ILLINOIS (IRN) — A new law will remove the statute of limitations for sexual assault crimes in Illinois.
Lawmakers passed House Bill 2135 this spring. Oswego state Rep. Keith Wheeler introduced the measure in the House. Aurora state Sen. Linda Holmes introduced the Senate version. The law will remove the statute of limitations for the prosecution of sexual assault crimes against adults.
General Counsel for the Illinois Coalition Against Sexual Assault Sarah Beuning said the new law was “a very big deal in the message it sends to survivors about how serious sexual assault is as a crime.”
Beuning said the existing statute of limitations required sexual assault victims to report the crime to law enforcement within three years and allowed prosecutors up to ten years to file charges against the offender.
“What the House Bill 2135 change will mean is that there are no limitations on when survivors can come forward,” she said.
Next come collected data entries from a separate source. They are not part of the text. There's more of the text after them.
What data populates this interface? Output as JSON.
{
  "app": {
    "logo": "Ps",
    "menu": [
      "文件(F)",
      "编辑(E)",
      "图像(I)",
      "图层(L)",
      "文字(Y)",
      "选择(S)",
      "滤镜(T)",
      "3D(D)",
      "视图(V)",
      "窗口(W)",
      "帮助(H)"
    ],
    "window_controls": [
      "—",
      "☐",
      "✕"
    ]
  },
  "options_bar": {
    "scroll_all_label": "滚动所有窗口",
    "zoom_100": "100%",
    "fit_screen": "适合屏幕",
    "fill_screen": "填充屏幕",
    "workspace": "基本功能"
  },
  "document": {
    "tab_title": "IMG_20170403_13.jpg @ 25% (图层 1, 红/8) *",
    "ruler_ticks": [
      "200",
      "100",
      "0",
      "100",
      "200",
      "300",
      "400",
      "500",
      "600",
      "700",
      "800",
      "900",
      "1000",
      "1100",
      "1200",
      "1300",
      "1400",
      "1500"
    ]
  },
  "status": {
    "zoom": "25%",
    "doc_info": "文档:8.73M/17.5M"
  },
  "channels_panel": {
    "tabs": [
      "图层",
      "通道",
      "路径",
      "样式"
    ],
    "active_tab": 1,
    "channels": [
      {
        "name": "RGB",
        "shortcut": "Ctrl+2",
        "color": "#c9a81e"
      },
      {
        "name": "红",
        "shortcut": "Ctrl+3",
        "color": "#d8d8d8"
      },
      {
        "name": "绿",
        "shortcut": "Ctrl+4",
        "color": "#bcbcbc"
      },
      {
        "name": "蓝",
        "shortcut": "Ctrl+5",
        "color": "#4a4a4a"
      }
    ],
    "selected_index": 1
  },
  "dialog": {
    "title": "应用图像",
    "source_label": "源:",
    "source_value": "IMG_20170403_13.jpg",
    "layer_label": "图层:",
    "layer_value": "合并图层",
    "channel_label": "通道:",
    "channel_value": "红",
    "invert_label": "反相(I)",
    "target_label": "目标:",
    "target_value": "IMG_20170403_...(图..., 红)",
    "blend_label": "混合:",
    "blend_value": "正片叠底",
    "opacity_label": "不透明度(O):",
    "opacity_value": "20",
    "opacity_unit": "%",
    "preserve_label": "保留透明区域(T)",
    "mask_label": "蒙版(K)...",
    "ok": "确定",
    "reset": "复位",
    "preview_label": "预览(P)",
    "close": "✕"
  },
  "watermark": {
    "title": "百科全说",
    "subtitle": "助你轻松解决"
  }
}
The new law applies to sexual assault, aggravated criminal sexual assault and aggravated criminal sexual abuse against adults. A previous state law removed the statute of limitations in sexual assault crimes involving children in Illinois.
Beuning said removing the statute of limitations was important for victims.
“Survivors are not ready to come forward immediately,” she said. “They may now be ready after three years or ten years. And so, this gives the potential opportunity for survivors to seek justice on their timeframe when they’re ready to come forward.”
The change in the law means that a crime that could be prosecuted Jan. 1 will no longer have a statute of limitations. The law does not change anything for crimes where the statute of limitations previously expired.
“So, it won’t bring back to life [cases] for which the statute of limitations has already passed,” Beuning said.
House Bill 2135 was unanimously approved by both the Illinois House of Representatives and the Illinois State Senate.